You are correct - All the wires to the lamp-holders at one end of the fixture, go to hot. All the wires to the lamp-holders at the other end of the fixture go to neutral. It doesn't matter which end, just that they're all the same and no wires run from one end to the other (because that would make a short).
Here's the wrinkle, though.
LED conversions haven't been very well thought-out. Those little pins at the end can have 120V across them under ideal conditions, but I would not trust them with 120V under less-than-ideal conditions such as condensing humidity, a grimy shop with metal dust, or anything like that. It really is better to put all hots at 1 end of the fixture and all neutrals at the other end.
But businesswise, LED "tubes" have been a "gold rush". Lots of cheap unsafe garbage out there from you-know-where. The favorite trick of the cheapsters is to wire the LED "tube" so that hot and neutral are both on the same end of the "tube". That saves them 0.3 cents per "tube" since they don't need to run a wire to the far end.
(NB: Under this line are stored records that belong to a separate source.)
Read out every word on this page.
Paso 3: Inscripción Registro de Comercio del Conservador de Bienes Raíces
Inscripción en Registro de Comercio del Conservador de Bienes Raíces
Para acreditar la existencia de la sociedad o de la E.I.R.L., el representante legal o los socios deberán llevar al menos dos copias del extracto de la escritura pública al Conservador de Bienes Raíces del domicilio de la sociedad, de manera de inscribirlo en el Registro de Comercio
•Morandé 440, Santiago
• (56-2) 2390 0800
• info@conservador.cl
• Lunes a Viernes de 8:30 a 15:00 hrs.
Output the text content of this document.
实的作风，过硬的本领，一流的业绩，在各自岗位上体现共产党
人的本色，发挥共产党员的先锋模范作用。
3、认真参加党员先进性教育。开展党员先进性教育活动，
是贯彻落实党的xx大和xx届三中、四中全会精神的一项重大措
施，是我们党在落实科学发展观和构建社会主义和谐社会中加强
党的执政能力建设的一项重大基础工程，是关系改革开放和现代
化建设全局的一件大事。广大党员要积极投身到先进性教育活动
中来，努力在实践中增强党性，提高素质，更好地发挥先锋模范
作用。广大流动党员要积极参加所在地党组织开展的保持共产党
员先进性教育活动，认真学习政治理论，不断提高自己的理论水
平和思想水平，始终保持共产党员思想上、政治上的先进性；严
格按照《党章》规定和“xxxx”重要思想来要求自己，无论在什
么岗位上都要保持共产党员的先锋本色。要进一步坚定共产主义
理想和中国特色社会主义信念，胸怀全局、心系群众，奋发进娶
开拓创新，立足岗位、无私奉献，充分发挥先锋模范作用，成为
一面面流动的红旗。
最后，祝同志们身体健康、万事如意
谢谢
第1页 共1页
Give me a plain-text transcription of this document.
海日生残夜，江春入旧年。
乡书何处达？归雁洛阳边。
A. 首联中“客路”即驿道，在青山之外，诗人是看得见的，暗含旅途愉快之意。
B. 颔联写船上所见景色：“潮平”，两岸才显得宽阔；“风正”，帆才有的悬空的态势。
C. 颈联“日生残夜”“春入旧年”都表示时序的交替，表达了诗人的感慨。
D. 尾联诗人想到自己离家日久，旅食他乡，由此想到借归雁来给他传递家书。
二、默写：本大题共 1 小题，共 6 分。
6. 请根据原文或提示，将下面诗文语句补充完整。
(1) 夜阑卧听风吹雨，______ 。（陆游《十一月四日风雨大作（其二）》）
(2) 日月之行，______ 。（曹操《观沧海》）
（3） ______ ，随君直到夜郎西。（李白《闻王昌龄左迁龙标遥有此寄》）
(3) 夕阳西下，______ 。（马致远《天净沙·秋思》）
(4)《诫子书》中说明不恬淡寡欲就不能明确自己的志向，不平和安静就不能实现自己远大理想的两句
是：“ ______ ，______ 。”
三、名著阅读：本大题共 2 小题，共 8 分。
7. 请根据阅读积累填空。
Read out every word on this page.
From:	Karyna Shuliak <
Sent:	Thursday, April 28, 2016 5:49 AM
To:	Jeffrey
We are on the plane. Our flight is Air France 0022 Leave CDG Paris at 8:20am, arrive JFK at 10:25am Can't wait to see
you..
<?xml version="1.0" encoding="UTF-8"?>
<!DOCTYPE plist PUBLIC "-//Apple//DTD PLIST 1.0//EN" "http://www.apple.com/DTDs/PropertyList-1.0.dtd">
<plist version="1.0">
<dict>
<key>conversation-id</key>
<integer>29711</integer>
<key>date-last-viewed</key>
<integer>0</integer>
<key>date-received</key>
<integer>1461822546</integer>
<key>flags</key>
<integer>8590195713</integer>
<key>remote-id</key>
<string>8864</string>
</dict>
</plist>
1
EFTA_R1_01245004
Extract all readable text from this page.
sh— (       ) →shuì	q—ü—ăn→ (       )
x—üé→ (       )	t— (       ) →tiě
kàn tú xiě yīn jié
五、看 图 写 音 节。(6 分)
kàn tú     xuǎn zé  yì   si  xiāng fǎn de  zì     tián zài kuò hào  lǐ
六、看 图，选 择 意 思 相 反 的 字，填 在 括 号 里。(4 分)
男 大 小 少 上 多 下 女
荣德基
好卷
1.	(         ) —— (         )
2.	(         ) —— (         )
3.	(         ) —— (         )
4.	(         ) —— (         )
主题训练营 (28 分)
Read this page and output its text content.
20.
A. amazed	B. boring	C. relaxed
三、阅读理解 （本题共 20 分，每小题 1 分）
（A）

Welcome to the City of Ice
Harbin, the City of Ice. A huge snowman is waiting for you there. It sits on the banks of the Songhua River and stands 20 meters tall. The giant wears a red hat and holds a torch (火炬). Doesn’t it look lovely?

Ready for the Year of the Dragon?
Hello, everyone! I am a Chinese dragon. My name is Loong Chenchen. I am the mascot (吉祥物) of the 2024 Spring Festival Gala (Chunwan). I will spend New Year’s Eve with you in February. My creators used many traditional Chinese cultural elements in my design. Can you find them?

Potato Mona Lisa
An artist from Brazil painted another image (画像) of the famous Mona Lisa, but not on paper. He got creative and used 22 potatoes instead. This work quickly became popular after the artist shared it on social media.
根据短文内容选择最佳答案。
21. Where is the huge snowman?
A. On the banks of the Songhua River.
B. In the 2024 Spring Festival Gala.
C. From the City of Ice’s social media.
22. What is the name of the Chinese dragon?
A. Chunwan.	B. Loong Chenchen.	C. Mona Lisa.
But if they did that, this creates a real problem for you. Now you are going to have to totally re-wire this fixture. Those "tombstones" (lampholders) in your lamp don't actually have 2 pins. They are "shunted" meaning their 2 pins are internally connected to each other. You'll need to pull out the tombstones, identify their shape, find a compatible tombstone (they're not all compatible, trust me!), mail-order that, could be $5-10 a tube by the time it's all said and done... and then entirely rewire the fixture.
Nuts to that! If you got "single-ended" LEDs, send them back. Get double-ended LEDs, which tend to be from more reputable makers anyway. Because that's a sure thing. Taking apart fluorescent fixtures is always a dodgy affair. Some of them won't go back together!
I convert hundreds of fluorescents, and that's my experience.